Hunter Wynn G, Zafar S Yousuf, Hesson Ashley, Davis J Kelly, Kirby Christine, Barnett Jamison A, Ubel Peter A
Duke University, Durham, NC; Michigan State University, East Lansing, MI; and Verilogue, Horsham, PA.
J Oncol Pract. 2017 Nov;13(11):e944-e956. doi: 10.1200/JOP.2017.022855. Epub 2017 Aug 23.
ASCO identified oncologist-patient conversations about cancer costs as an important component of high-quality care. However, limited data exist characterizing the content of these conversations. We sought to provide novel insight into oncologist-patient cost conversations by determining the content of cost conversations in breast cancer clinic visits.
We performed content analysis of transcribed dialogue from 677 outpatient appointments for breast cancer management. Encounters featured 677 patients with breast cancer visiting 56 oncologists nationwide from 2010 to 2013.

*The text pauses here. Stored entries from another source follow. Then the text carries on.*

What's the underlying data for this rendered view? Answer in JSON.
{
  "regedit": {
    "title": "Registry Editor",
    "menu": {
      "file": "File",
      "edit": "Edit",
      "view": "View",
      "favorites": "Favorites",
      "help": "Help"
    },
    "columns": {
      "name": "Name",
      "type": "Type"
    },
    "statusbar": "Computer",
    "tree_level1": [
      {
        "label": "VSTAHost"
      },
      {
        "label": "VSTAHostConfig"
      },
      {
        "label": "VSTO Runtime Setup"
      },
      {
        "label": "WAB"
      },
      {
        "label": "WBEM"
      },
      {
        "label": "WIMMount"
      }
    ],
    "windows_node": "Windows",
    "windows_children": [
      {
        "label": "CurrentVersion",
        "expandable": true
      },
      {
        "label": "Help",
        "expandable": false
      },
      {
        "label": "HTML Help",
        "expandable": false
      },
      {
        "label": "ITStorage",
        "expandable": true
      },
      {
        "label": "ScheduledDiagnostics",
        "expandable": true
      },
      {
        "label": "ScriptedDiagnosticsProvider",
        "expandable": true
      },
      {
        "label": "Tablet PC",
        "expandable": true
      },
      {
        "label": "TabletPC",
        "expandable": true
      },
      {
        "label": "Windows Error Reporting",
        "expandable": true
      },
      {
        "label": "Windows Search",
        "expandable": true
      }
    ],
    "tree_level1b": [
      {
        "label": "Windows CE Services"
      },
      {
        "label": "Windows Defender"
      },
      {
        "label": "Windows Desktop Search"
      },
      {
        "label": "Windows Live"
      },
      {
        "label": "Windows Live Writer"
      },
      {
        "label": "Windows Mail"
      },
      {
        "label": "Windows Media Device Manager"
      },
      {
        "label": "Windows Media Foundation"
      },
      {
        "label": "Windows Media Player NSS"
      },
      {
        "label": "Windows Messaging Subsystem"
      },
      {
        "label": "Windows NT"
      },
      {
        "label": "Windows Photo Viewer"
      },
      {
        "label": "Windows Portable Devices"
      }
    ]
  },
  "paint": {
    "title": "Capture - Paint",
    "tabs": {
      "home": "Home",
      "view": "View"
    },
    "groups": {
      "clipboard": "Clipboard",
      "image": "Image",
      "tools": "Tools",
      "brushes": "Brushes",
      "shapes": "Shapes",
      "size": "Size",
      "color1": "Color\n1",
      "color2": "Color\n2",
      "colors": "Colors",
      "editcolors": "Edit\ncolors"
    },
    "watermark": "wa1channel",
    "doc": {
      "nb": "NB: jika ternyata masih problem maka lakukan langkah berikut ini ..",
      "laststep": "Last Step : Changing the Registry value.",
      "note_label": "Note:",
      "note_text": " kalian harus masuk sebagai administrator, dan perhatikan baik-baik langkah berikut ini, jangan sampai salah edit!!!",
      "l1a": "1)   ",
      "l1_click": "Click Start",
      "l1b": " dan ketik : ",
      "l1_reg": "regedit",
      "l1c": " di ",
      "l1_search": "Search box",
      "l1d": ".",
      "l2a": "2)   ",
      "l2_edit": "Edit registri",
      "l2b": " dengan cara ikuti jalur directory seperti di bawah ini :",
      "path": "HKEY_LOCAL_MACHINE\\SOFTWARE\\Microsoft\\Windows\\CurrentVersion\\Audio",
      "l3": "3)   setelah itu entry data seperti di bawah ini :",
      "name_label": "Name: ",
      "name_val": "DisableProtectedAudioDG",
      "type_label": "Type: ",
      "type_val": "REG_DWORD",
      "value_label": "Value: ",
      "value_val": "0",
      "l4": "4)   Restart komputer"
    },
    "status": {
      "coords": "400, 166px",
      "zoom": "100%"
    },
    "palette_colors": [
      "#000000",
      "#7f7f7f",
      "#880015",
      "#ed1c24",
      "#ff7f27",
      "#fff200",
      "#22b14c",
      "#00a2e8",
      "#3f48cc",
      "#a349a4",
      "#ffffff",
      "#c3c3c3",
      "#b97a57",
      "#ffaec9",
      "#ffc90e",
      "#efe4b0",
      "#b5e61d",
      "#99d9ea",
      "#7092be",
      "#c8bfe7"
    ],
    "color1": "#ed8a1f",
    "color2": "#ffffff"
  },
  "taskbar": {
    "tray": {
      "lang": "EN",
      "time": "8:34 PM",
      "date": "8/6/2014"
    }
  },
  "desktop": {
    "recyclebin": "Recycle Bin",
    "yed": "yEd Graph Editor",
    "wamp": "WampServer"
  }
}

Cost conversations were identified in 22% of visits (95% CI, 19 to 25) and had a median duration of 33 seconds (interquartile range, 19 to 62). Fifty-nine percent of cost conversations were initiated by oncologists (95% CI, 51 to 67), who most commonly brought up costs for antineoplastic agents. By contrast, patients most frequently brought up costs for diagnostic tests. Thirty-eight percent of cost conversations mentioned cost-reducing strategies (95% CI, 30 to 46), which most commonly sought to lower patient costs for endocrine therapies and symptom-alleviating treatments. The three most commonly discussed cost-reducing strategies were: switching to a lower-cost therapy/diagnostic, changing logistics of the intervention, and facilitating copay assistance.

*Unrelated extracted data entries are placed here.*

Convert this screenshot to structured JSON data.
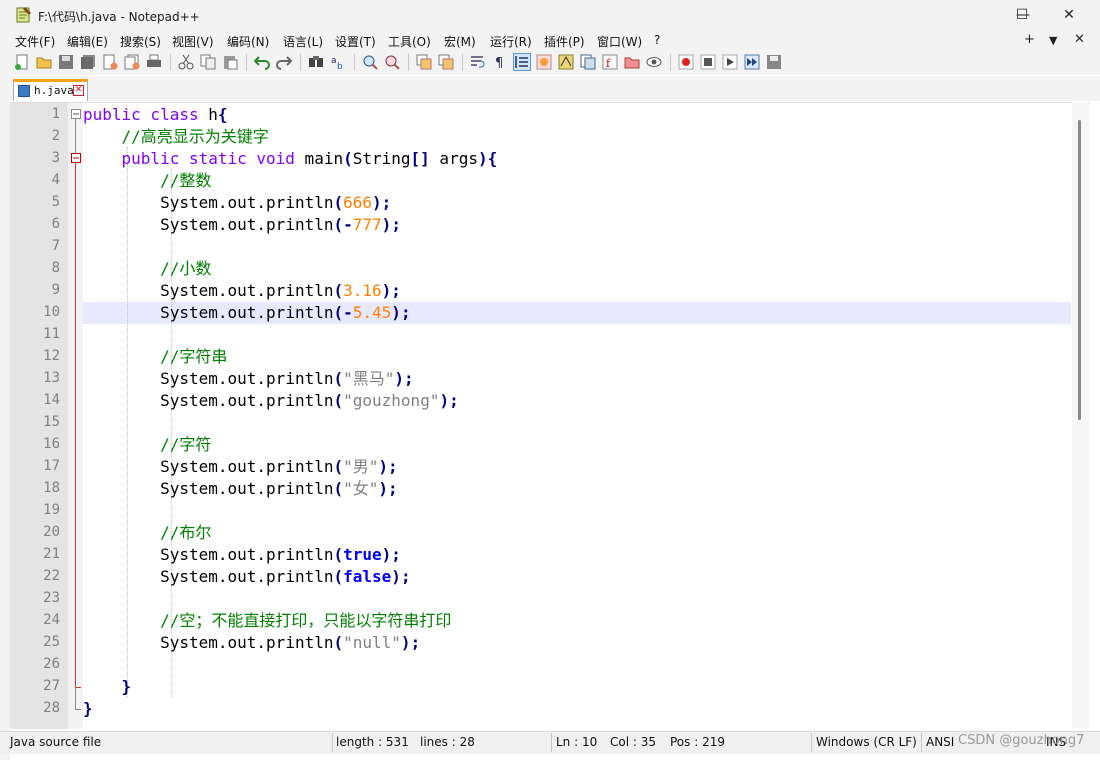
{
  "window": {
    "title": "F:\\代码\\h.java - Notepad++",
    "minimize": "—",
    "maximize": "☐",
    "close": "✕"
  },
  "menu": {
    "items": [
      {
        "label": "文件(F)"
      },
      {
        "label": "编辑(E)"
      },
      {
        "label": "搜索(S)"
      },
      {
        "label": "视图(V)"
      },
      {
        "label": "编码(N)"
      },
      {
        "label": "语言(L)"
      },
      {
        "label": "设置(T)"
      },
      {
        "label": "工具(O)"
      },
      {
        "label": "宏(M)"
      },
      {
        "label": "运行(R)"
      },
      {
        "label": "插件(P)"
      },
      {
        "label": "窗口(W)"
      },
      {
        "label": "?"
      }
    ],
    "plus": "+",
    "dropdown": "▼",
    "close": "✕"
  },
  "tab": {
    "label": "h.java",
    "close": "✕"
  },
  "editor": {
    "current_line": 10,
    "lines": [
      {
        "n": "1"
      },
      {
        "n": "2"
      },
      {
        "n": "3"
      },
      {
        "n": "4"
      },
      {
        "n": "5"
      },
      {
        "n": "6"
      },
      {
        "n": "7"
      },
      {
        "n": "8"
      },
      {
        "n": "9"
      },
      {
        "n": "10"
      },
      {
        "n": "11"
      },
      {
        "n": "12"
      },
      {
        "n": "13"
      },
      {
        "n": "14"
      },
      {
        "n": "15"
      },
      {
        "n": "16"
      },
      {
        "n": "17"
      },
      {
        "n": "18"
      },
      {
        "n": "19"
      },
      {
        "n": "20"
      },
      {
        "n": "21"
      },
      {
        "n": "22"
      },
      {
        "n": "23"
      },
      {
        "n": "24"
      },
      {
        "n": "25"
      },
      {
        "n": "26"
      },
      {
        "n": "27"
      },
      {
        "n": "28"
      }
    ],
    "code": {
      "l1_kw": "public class",
      "l1_name": " h",
      "l1_brace": "{",
      "l2_comment": "//高亮显示为关键字",
      "l3_kw": "public static void",
      "l3_rest": " main",
      "l3_p1": "(",
      "l3_type": "String",
      "l3_br": "[]",
      "l3_args": " args",
      "l3_p2": ")",
      "l3_brace": "{",
      "l4_comment": "//整数",
      "l5_value": "666",
      "l6_minus": "-",
      "l6_value": "777",
      "l8_comment": "//小数",
      "l9_value": "3.16",
      "l10_minus": "-",
      "l10_value": "5.45",
      "l12_comment": "//字符串",
      "l13_value": "\"黑马\"",
      "l14_value": "\"gouzhong\"",
      "l16_comment": "//字符",
      "l17_value": "\"男\"",
      "l18_value": "\"女\"",
      "l20_comment": "//布尔",
      "l21_value": "true",
      "l22_value": "false",
      "l24_comment": "//空；不能直接打印，只能以字符串打印",
      "l25_value": "\"null\"",
      "l27_brace": "}",
      "l28_brace": "}",
      "call_prefix": "System",
      "call_dot1": ".",
      "call_out": "out",
      "call_dot2": ".",
      "call_method": "println",
      "lp": "(",
      "rp": ")",
      "semi": ";"
    }
  },
  "status": {
    "file_type": "Java source file",
    "length": "length : 531",
    "lines": "lines : 28",
    "ln": "Ln : 10",
    "col": "Col : 35",
    "pos": "Pos : 219",
    "eol": "Windows (CR LF)",
    "encoding": "ANSI",
    "ins": "INS",
    "watermark": "CSDN @gouzhong7"
  }
}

We identified cost conversations in approximately one in five breast cancer visits. Cost conversations were mostly oncologist initiated, lasted < 1 minute, and dealt with a wide range of health care expenses. Cost-reducing strategies were mentioned in more than one third of cost conversations and often involved switching antineoplastic agents for lower-cost alternatives or altering logistics of diagnostic tests.
美国临床肿瘤学会(ASCO)认定肿瘤医生与患者之间关于癌症治疗费用的对话是高质量医疗的重要组成部分。然而,关于这些对话内容的数据有限。我们试图通过确定乳腺癌门诊就诊中费用对话的内容,来提供对肿瘤医生与患者费用对话的全新见解。
我们对677次乳腺癌治疗门诊预约的转录对话进行了内容分析。这些就诊涉及2010年至2013年期间全国56位肿瘤医生接待的677例乳腺癌患者。
22%的就诊中出现了费用对话(95%置信区间,19%至25%),中位持续时间为33秒(四分位间距,19至62秒)。59%的费用对话由肿瘤医生发起(95%置信区间,51%至67%),他们最常提及抗肿瘤药物的费用。相比之下,患者最常提及诊断检查的费用。38%的费用对话提到了降低费用的策略(95%置信区间,30%至46%),这些策略最常旨在降低患者在内分泌治疗和症状缓解治疗方面的费用。最常讨论的三种降低费用策略是:改用低成本的治疗方法/诊断手段、改变干预措施的安排以及协助支付共付费用。
我们发现在约五分之一的乳腺癌就诊中存在费用对话。费用对话大多由肿瘤医生发起,持续时间不到1分钟,涉及广泛的医疗费用。超过三分之一的费用对话提到了降低费用的策略,且通常涉及用低成本替代药物替换抗肿瘤药物或改变诊断检查的安排。